Genesis 18:2 “And he lift up his eyes and looked, and, lo, three men stood by him: and when he saw [them], he ran to meet them from the tent door, and bowed himself toward the ground,”
The “three men” who appeared to Abraham were the preincarnate Christ (Yahweh), and two angels (verse 22; 19:1). Here we find an example, not only of “entertaining angels unawares” (Heb. 13:2), but also of God becoming the guest of one of His saints (John 14:23; Rev. 3:20).
This him was Abraham. These three were in the form of men. These were messengers from God. These three were associated with the Spirit of God. The statement “the Lord appeared”, lets you know that at least one of these beings was the Spirit of the Lord.
I believe the reason three appeared was to show that God the Father, God the Word, and God the Holy Ghost were in agreement with the message that was brought. Abraham realized who this was, even from a distance, and he ran out, and kneeled, and worshipped. Abraham humbled himself before these three.
Genesis 18:3 “And said, My Lord, if now I have found favor in thy sight, pass not away, I pray thee, from thy servant:”

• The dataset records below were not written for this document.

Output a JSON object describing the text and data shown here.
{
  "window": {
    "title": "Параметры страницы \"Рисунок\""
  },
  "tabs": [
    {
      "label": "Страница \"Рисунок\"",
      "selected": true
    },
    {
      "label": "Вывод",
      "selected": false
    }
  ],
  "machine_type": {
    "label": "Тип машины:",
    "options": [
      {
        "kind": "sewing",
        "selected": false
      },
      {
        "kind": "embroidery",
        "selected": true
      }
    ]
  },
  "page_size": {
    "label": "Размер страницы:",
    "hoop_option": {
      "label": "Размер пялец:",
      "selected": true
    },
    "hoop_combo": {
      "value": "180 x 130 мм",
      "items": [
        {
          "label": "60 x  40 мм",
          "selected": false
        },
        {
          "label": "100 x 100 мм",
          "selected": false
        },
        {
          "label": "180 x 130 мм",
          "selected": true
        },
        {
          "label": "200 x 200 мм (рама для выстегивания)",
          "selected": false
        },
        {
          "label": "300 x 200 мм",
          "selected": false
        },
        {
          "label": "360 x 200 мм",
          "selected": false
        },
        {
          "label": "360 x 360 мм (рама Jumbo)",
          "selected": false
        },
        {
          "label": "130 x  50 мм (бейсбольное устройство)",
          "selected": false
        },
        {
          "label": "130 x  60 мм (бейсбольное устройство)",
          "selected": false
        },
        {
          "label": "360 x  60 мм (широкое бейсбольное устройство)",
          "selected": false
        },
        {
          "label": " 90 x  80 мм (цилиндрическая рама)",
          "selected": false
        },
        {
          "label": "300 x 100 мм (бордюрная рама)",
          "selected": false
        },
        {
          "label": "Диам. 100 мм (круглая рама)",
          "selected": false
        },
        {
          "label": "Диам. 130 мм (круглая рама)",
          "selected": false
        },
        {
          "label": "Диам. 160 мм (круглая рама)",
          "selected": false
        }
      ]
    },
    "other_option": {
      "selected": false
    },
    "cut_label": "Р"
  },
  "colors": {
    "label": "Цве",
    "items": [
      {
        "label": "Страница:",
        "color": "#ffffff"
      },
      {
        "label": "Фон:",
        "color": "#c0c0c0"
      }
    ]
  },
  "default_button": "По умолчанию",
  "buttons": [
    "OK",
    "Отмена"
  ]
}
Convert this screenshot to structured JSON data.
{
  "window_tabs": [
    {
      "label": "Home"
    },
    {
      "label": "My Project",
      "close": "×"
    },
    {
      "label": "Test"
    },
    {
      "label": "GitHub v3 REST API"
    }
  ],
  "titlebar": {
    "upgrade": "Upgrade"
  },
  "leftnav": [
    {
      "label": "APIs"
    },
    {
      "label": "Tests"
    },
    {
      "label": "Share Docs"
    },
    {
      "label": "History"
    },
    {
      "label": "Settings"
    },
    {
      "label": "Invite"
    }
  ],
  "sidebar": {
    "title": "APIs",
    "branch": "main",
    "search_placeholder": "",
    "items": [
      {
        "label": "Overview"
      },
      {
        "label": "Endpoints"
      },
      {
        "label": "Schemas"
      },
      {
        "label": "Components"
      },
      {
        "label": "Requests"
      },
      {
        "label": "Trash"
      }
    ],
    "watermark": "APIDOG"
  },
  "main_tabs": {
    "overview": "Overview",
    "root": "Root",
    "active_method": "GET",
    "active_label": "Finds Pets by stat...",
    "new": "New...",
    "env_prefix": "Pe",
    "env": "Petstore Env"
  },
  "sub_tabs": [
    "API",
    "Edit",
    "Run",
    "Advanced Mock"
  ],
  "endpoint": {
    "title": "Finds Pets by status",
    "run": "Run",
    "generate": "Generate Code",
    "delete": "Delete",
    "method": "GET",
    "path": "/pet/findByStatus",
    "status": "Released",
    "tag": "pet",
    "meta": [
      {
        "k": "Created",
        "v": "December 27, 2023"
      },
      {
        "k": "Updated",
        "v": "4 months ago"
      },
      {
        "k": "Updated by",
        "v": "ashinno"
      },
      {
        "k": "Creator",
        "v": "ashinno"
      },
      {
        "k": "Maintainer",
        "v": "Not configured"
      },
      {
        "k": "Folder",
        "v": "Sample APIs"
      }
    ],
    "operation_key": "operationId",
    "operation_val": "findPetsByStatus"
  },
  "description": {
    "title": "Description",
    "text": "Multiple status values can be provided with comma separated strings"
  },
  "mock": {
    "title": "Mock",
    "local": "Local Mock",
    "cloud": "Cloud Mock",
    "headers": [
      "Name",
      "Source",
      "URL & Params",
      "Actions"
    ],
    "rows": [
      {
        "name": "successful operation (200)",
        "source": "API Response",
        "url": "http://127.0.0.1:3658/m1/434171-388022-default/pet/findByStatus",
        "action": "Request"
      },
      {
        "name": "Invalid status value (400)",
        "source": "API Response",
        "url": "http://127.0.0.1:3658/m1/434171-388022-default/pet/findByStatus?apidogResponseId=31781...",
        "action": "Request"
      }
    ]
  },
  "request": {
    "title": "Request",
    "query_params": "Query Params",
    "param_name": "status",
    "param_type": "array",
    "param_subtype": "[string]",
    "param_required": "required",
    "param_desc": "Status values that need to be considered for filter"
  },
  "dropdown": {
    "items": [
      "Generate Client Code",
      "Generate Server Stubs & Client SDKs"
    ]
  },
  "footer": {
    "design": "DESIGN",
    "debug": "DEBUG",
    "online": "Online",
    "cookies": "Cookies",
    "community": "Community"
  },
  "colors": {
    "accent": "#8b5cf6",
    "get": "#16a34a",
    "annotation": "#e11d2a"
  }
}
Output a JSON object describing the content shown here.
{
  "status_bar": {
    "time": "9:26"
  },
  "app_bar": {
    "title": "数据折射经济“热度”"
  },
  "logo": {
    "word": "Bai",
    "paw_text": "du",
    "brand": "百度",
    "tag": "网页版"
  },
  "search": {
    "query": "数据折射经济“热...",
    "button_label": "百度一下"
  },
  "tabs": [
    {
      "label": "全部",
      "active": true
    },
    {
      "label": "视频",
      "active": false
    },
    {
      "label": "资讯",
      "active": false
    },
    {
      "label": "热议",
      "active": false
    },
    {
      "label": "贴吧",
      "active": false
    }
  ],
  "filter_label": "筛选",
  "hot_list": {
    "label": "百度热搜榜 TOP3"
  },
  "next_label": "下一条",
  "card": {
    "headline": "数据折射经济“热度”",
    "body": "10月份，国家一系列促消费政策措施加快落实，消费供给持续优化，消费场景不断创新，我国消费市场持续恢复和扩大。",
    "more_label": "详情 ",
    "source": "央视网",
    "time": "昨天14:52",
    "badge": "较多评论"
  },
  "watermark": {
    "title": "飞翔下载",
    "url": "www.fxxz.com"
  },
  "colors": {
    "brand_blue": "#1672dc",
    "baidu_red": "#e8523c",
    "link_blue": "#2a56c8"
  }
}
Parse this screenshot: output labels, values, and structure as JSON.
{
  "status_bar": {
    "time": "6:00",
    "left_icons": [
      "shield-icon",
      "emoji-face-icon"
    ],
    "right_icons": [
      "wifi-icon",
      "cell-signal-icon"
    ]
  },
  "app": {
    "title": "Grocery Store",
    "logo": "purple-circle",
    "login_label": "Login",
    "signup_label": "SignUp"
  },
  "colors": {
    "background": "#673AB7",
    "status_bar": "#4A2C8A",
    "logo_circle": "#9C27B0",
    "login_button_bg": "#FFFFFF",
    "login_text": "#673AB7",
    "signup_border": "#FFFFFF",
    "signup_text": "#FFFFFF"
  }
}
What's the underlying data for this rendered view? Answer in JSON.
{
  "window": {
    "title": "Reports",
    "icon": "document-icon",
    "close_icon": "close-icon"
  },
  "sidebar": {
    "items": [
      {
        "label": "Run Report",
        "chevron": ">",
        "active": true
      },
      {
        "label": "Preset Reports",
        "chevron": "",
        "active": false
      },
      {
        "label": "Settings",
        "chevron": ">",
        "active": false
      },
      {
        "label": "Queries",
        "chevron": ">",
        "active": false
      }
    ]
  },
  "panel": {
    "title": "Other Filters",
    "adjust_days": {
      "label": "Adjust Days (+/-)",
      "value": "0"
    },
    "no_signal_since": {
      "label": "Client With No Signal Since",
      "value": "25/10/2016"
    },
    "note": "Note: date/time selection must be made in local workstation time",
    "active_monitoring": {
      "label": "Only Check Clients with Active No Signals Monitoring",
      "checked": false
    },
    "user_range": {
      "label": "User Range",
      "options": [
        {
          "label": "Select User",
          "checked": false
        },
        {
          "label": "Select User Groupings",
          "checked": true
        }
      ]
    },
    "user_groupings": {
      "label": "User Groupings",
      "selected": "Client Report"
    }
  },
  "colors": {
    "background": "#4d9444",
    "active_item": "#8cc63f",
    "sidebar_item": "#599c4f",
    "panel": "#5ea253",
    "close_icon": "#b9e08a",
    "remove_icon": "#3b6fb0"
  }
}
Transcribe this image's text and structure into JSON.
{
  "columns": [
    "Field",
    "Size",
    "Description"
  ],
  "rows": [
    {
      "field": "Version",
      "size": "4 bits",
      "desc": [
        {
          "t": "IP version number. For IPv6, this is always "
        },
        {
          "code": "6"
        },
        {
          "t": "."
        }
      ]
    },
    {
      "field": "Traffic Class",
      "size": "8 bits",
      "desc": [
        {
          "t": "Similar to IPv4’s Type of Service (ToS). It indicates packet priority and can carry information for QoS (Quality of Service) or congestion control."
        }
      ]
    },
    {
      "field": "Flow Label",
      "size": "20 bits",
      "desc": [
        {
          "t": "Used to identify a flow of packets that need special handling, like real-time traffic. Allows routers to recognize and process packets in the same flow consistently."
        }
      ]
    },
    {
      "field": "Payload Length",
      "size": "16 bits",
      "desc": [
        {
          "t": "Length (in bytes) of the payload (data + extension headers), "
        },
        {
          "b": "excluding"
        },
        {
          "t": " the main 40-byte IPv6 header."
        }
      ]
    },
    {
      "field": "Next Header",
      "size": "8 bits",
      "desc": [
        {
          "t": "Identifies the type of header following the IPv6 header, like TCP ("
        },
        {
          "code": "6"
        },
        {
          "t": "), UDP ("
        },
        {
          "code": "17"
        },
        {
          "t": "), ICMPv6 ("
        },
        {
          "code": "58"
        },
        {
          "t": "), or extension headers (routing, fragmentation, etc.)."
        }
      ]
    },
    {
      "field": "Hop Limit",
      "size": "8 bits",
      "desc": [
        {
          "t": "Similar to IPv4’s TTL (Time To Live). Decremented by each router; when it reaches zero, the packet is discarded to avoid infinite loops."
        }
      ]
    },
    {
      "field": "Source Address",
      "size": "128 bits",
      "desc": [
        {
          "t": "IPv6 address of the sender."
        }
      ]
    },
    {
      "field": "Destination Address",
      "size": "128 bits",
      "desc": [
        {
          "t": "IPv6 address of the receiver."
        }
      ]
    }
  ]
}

“My Lord”: Although perhaps first used as the customary respectful address of a host to a visit, later in their interchange it was used knowingly by Abraham of his true and sovereign Lord, whom he addressed as “Master” (verses 22:30-32), and whom he must have recognized when the visitor spoke of Himself as “Lord” (verse 14).
Here again, Abraham called him Lord. He said, if you have judged and found me okay, don’t leave. Abraham realized he was God’s servant.
Genesis 18:4 “Let a little water, I pray you, be fetched, and wash your feet, and rest yourselves under the tree:”
“Let a little water, I pray you, be fetched, and wash your feet”: Which was very refreshing to travelers in hot countries, who walked barefoot or in sandals; and this he proposes to be done by one of his servants, whose business it was, only desires they would give him leave to order it (1 Samuel 25:41).
In these verses, we find a delightful picture of primitive hospitality. In those ancient times shoes, such as ours were not in use; and the foot was protected only by sandals or soles, which fastened round the foot with straps. It was therefore a great refreshment in so hot a country to get the feet washed at the end of a day’s journey. And this is the first thing that Abraham proposes.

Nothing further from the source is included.